Polly wanted to get her a kitten.
A flash of memory showed him Tippity, the Chihuahua, with ice around its tiny jaws.
Did people outgrow that kind of thing? Was there a statute of limitations on human misery? BTK, Bind, Torture, Kill. Wichita. Coming forward after so long. But Dennis Rader wasn’t repentant. He wanted credit for his work.
“I’ve got some work to do,” Marshall said abruptly and stood up. Memory lightning-flashed again. This time it brought a faint ghostly virga. He needed an Imitrex and quickly. Polly looked concerned but said nothing. Gracie and Emma were still young enough to accept that all stepdaddies came and went with sudden sweats on their foreheads, rocky clenches in the muscle of their jaws. One day they would realize they’d been cheated out of a normal papa.
If they lived long enough.
Fear-or a migraine-clawed the back of his neck so sharp and mean he half-thought if he looked in a mirror, he’d see a monster with scales and talons attached to his back, its fangs buried in the base of his skull. Walking straight, keeping errant words and sighs tight within him, he left the dining room and made his way up the stairs toward his office.
A spectral hand pressed hard on the back of his neck. Marshall squeezed his eyes tightly closed, his face scrunching up like
a child’s.
Like it was yesterday. Like it was now. Like it had never stopped happening. Pressing one palm to his forehead and the other to the back of his head to keep his brain from smashing out through his skull, he stopped on the landing.
He could smell the past, shit-sharp in his nostrils. The odor gagged him, and the spasm tore through his head with the force of a band saw.
His wife, the girls-he saw them superimposed over the images in his mind, and cried out.
“Sweetheart, are you okay?” Polly called from the room below in the voice he so loved he sometimes pretended he didn’t hear so she would say things a second time. He who, with the exception of his brother, had never loved at all since he was a kid, now loved too much.
Danny knew that would trigger it. He’d done everything to stop the marriage but stand up during the does-anyone-know-why-this-couple part of the service and volunteer the truth.
“Sweetheart?”
“I’m okay,” Marshall managed to call back. Forcing his eyes open, he again started up the stairs. Faintly, from the depths of the dark places in his mind, he heard sirens, felt the hands of police and EMTs, still cold from the outside, lifting as he writhed and twisted in fear and pain.
He was going crazy.
No. He’d always been crazy; he just made himself believe he’d left it behind. Now, crazy was coming back to get him.
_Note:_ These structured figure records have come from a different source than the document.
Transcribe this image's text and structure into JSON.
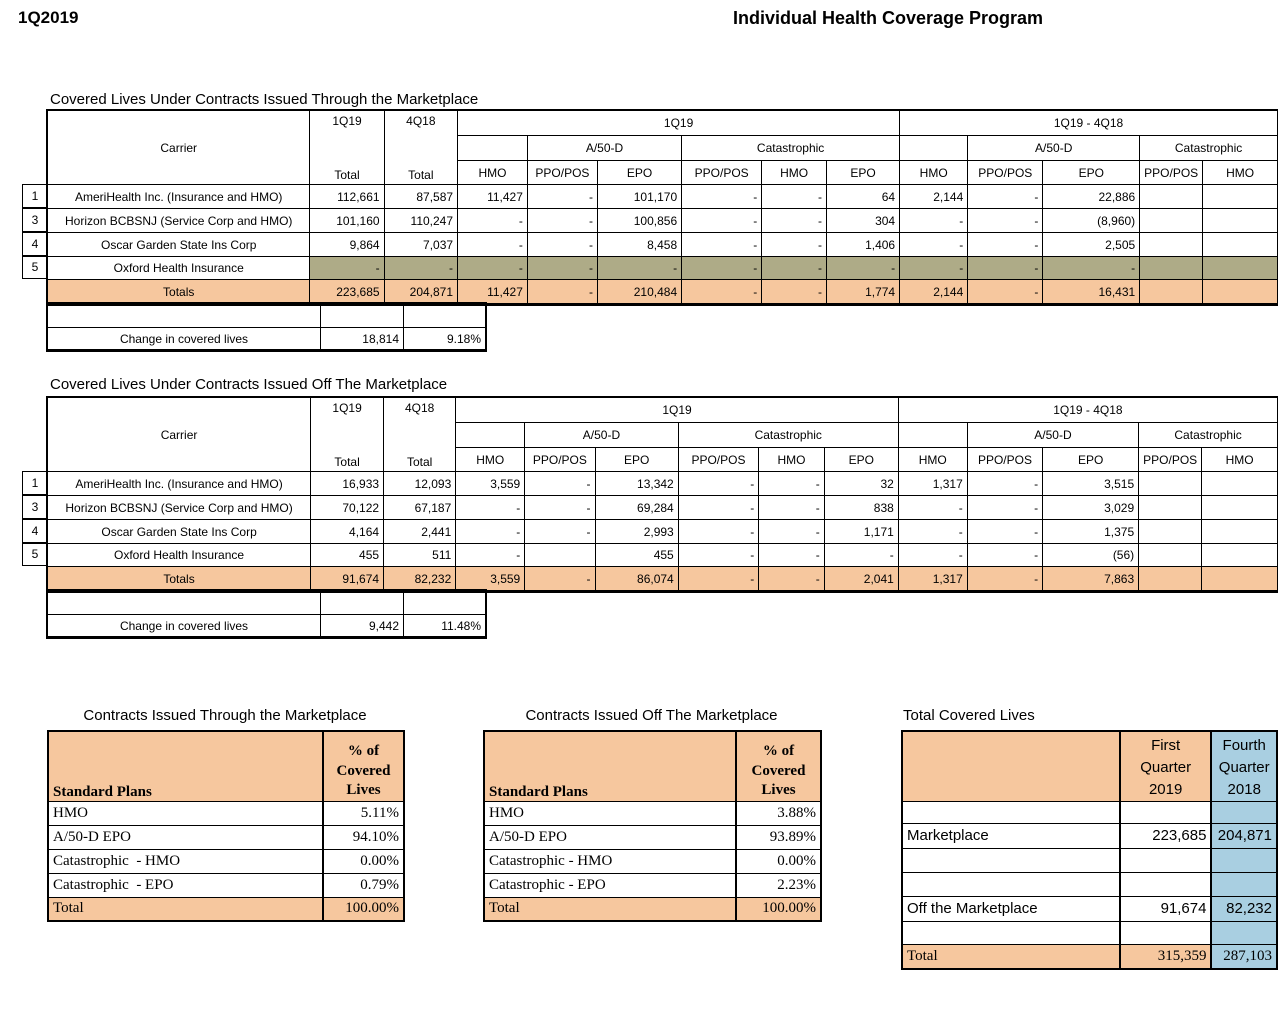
{
  "header": {
    "quarter": "1Q2019",
    "title": "Individual Health Coverage Program"
  },
  "colors": {
    "orange": "#f6c79e",
    "olive": "#aeab87",
    "blue": "#a9cfe1"
  },
  "covered_lives_tables": [
    {
      "id": "marketplace",
      "title": "Covered Lives Under Contracts Issued Through the Marketplace",
      "carrier_header": "Carrier",
      "period_columns": [
        {
          "label": "1Q19",
          "sub_label": "Total"
        },
        {
          "label": "4Q18",
          "sub_label": "Total"
        }
      ],
      "group_headers": [
        "1Q19",
        "1Q19 - 4Q18"
      ],
      "subgroup_headers": [
        "A/50-D",
        "Catastrophic",
        "A/50-D",
        "Catastrophic"
      ],
      "plan_headers": [
        "HMO",
        "PPO/POS",
        "EPO",
        "PPO/POS",
        "HMO",
        "EPO",
        "HMO",
        "PPO/POS",
        "EPO",
        "PPO/POS",
        "HMO"
      ],
      "rows": [
        {
          "num": "1",
          "carrier": "AmeriHealth  Inc. (Insurance and HMO)",
          "shaded": false,
          "values": [
            "112,661",
            "87,587",
            "11,427",
            "-",
            "101,170",
            "-",
            "-",
            "64",
            "2,144",
            "-",
            "22,886",
            "",
            ""
          ]
        },
        {
          "num": "3",
          "carrier": "Horizon BCBSNJ (Service Corp and HMO)",
          "shaded": false,
          "values": [
            "101,160",
            "110,247",
            "-",
            "-",
            "100,856",
            "-",
            "-",
            "304",
            "-",
            "-",
            "(8,960)",
            "",
            ""
          ]
        },
        {
          "num": "4",
          "carrier": "Oscar Garden State Ins Corp",
          "shaded": false,
          "values": [
            "9,864",
            "7,037",
            "-",
            "-",
            "8,458",
            "-",
            "-",
            "1,406",
            "-",
            "-",
            "2,505",
            "",
            ""
          ]
        },
        {
          "num": "5",
          "carrier": "Oxford Health Insurance",
          "shaded": true,
          "values": [
            "-",
            "-",
            "-",
            "-",
            "-",
            "-",
            "-",
            "-",
            "-",
            "-",
            "-",
            "",
            ""
          ]
        }
      ],
      "totals_row": {
        "label": "Totals",
        "values": [
          "223,685",
          "204,871",
          "11,427",
          "-",
          "210,484",
          "-",
          "-",
          "1,774",
          "2,144",
          "-",
          "16,431",
          "",
          ""
        ]
      },
      "change_row": {
        "label": "Change in covered lives",
        "values": [
          "18,814",
          "9.18%"
        ]
      }
    },
    {
      "id": "off-marketplace",
      "title": "Covered Lives Under Contracts Issued Off The Marketplace",
      "carrier_header": "Carrier",
      "period_columns": [
        {
          "label": "1Q19",
          "sub_label": "Total"
        },
        {
          "label": "4Q18",
          "sub_label": "Total"
        }
      ],
      "group_headers": [
        "1Q19",
        "1Q19 - 4Q18"
      ],
      "subgroup_headers": [
        "A/50-D",
        "Catastrophic",
        "A/50-D",
        "Catastrophic"
      ],
      "plan_headers": [
        "HMO",
        "PPO/POS",
        "EPO",
        "PPO/POS",
        "HMO",
        "EPO",
        "HMO",
        "PPO/POS",
        "EPO",
        "PPO/POS",
        "HMO"
      ],
      "rows": [
        {
          "num": "1",
          "carrier": "AmeriHealth  Inc. (Insurance and HMO)",
          "shaded": false,
          "values": [
            "16,933",
            "12,093",
            "3,559",
            "-",
            "13,342",
            "-",
            "-",
            "32",
            "1,317",
            "-",
            "3,515",
            "",
            ""
          ]
        },
        {
          "num": "3",
          "carrier": "Horizon BCBSNJ (Service Corp and HMO)",
          "shaded": false,
          "values": [
            "70,122",
            "67,187",
            "-",
            "-",
            "69,284",
            "-",
            "-",
            "838",
            "-",
            "-",
            "3,029",
            "",
            ""
          ]
        },
        {
          "num": "4",
          "carrier": "Oscar Garden State Ins Corp",
          "shaded": false,
          "values": [
            "4,164",
            "2,441",
            "-",
            "-",
            "2,993",
            "-",
            "-",
            "1,171",
            "-",
            "-",
            "1,375",
            "",
            ""
          ]
        },
        {
          "num": "5",
          "carrier": "Oxford Health Insurance",
          "shaded": false,
          "values": [
            "455",
            "511",
            "-",
            "",
            "455",
            "-",
            "-",
            "-",
            "-",
            "-",
            "(56)",
            "",
            ""
          ]
        }
      ],
      "totals_row": {
        "label": "Totals",
        "values": [
          "91,674",
          "82,232",
          "3,559",
          "-",
          "86,074",
          "-",
          "-",
          "2,041",
          "1,317",
          "-",
          "7,863",
          "",
          ""
        ]
      },
      "change_row": {
        "label": "Change in covered lives",
        "values": [
          "9,442",
          "11.48%"
        ]
      }
    }
  ],
  "plan_share_tables": [
    {
      "title": "Contracts Issued Through the Marketplace",
      "col_headers": [
        "Standard Plans",
        "% of\nCovered\nLives"
      ],
      "rows": [
        [
          "HMO",
          "5.11%"
        ],
        [
          "A/50-D EPO",
          "94.10%"
        ],
        [
          "Catastrophic  - HMO",
          "0.00%"
        ],
        [
          "Catastrophic  - EPO",
          "0.79%"
        ]
      ],
      "total_row": [
        "Total",
        "100.00%"
      ]
    },
    {
      "title": "Contracts Issued Off The Marketplace",
      "col_headers": [
        "Standard Plans",
        "% of\nCovered\nLives"
      ],
      "rows": [
        [
          "HMO",
          "3.88%"
        ],
        [
          "A/50-D EPO",
          "93.89%"
        ],
        [
          "Catastrophic - HMO",
          "0.00%"
        ],
        [
          "Catastrophic - EPO",
          "2.23%"
        ]
      ],
      "total_row": [
        "Total",
        "100.00%"
      ]
    }
  ],
  "total_covered_lives": {
    "title": "Total Covered Lives",
    "col_headers": [
      "",
      "First Quarter 2019",
      "Fourth Quarter 2018"
    ],
    "rows": [
      {
        "label": "",
        "q1": "",
        "q4": "",
        "is_total": false
      },
      {
        "label": "Marketplace",
        "q1": "223,685",
        "q4": "204,871",
        "is_total": false
      },
      {
        "label": "",
        "q1": "",
        "q4": "",
        "is_total": false
      },
      {
        "label": "",
        "q1": "",
        "q4": "",
        "is_total": false
      },
      {
        "label": "Off the Marketplace",
        "q1": "91,674",
        "q4": "82,232",
        "is_total": false
      },
      {
        "label": "",
        "q1": "",
        "q4": "",
        "is_total": false
      },
      {
        "label": "Total",
        "q1": "315,359",
        "q4": "287,103",
        "is_total": true
      }
    ]
  }
}
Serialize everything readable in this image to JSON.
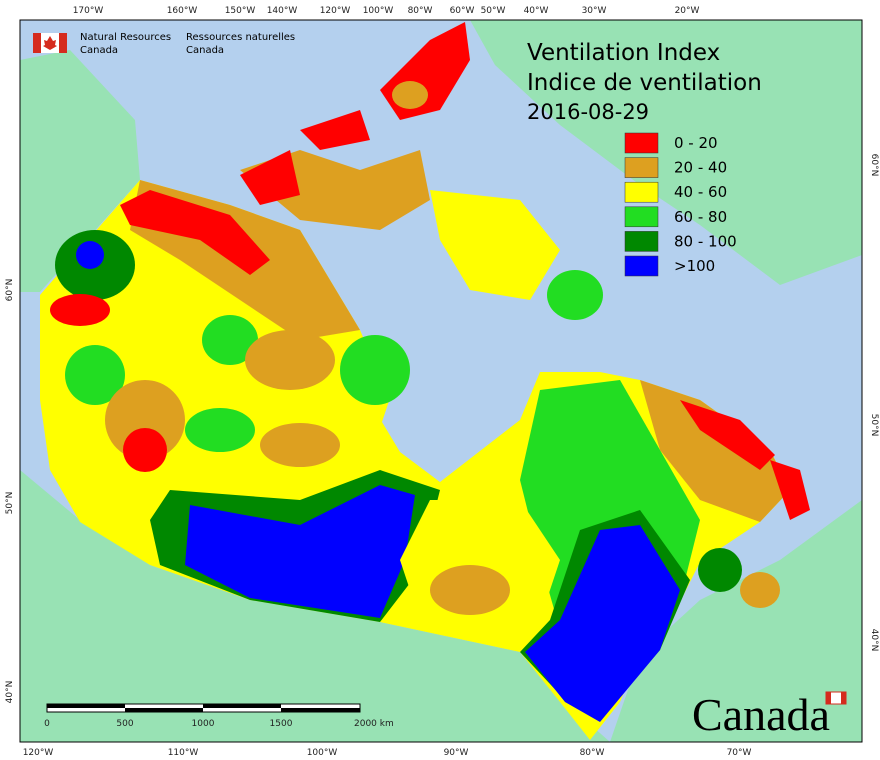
{
  "logo": {
    "en_line1": "Natural Resources",
    "en_line2": "Canada",
    "fr_line1": "Ressources naturelles",
    "fr_line2": "Canada"
  },
  "title": {
    "line1": "Ventilation Index",
    "line2": "Indice de ventilation",
    "date": "2016-08-29"
  },
  "legend": [
    {
      "label": "0 - 20",
      "color": "#ff0000"
    },
    {
      "label": "20 - 40",
      "color": "#dda020"
    },
    {
      "label": "40 - 60",
      "color": "#ffff00"
    },
    {
      "label": "60 - 80",
      "color": "#22dd22"
    },
    {
      "label": "80 - 100",
      "color": "#008800"
    },
    {
      "label": ">100",
      "color": "#0000ff"
    }
  ],
  "graticule": {
    "top": [
      "170°W",
      "160°W",
      "150°W",
      "140°W",
      "120°W",
      "100°W",
      "80°W",
      "60°W",
      "50°W",
      "40°W",
      "30°W",
      "20°W"
    ],
    "bottom": [
      "120°W",
      "110°W",
      "100°W",
      "90°W",
      "80°W",
      "70°W"
    ],
    "left": [
      "60°N",
      "50°N",
      "40°N"
    ],
    "right": [
      "60°N",
      "50°N",
      "40°N"
    ]
  },
  "scale_bar": {
    "labels": [
      "0",
      "500",
      "1000",
      "1500",
      "2000 km"
    ]
  },
  "wordmark": "Canada"
}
Concentrating on moving and not thinking and the pain, he succeeded in muting the movie in his head, but he couldn’t stop it. Black and white and blood-red, the familiar frames clicked behind his eyes.
In the upstairs bathroom, he fumbled a pill bottle from the medicine cabinet. Feminine clutter avalanched into the sink, razor and blades making a noise that cut as sharp as tempered steel. He stopped and stared at Polly’s Lady Schick and the packet of blades.
Death held an allure; he’d admitted that to himself a long time ago. But suicide was death without honor, a way for a coward to avoid his debts. Before Marshall had become an architect, he didn’t have much to be proud of in his life, but he had taken pride in the fact that he took what was dealt him without whining or shirking.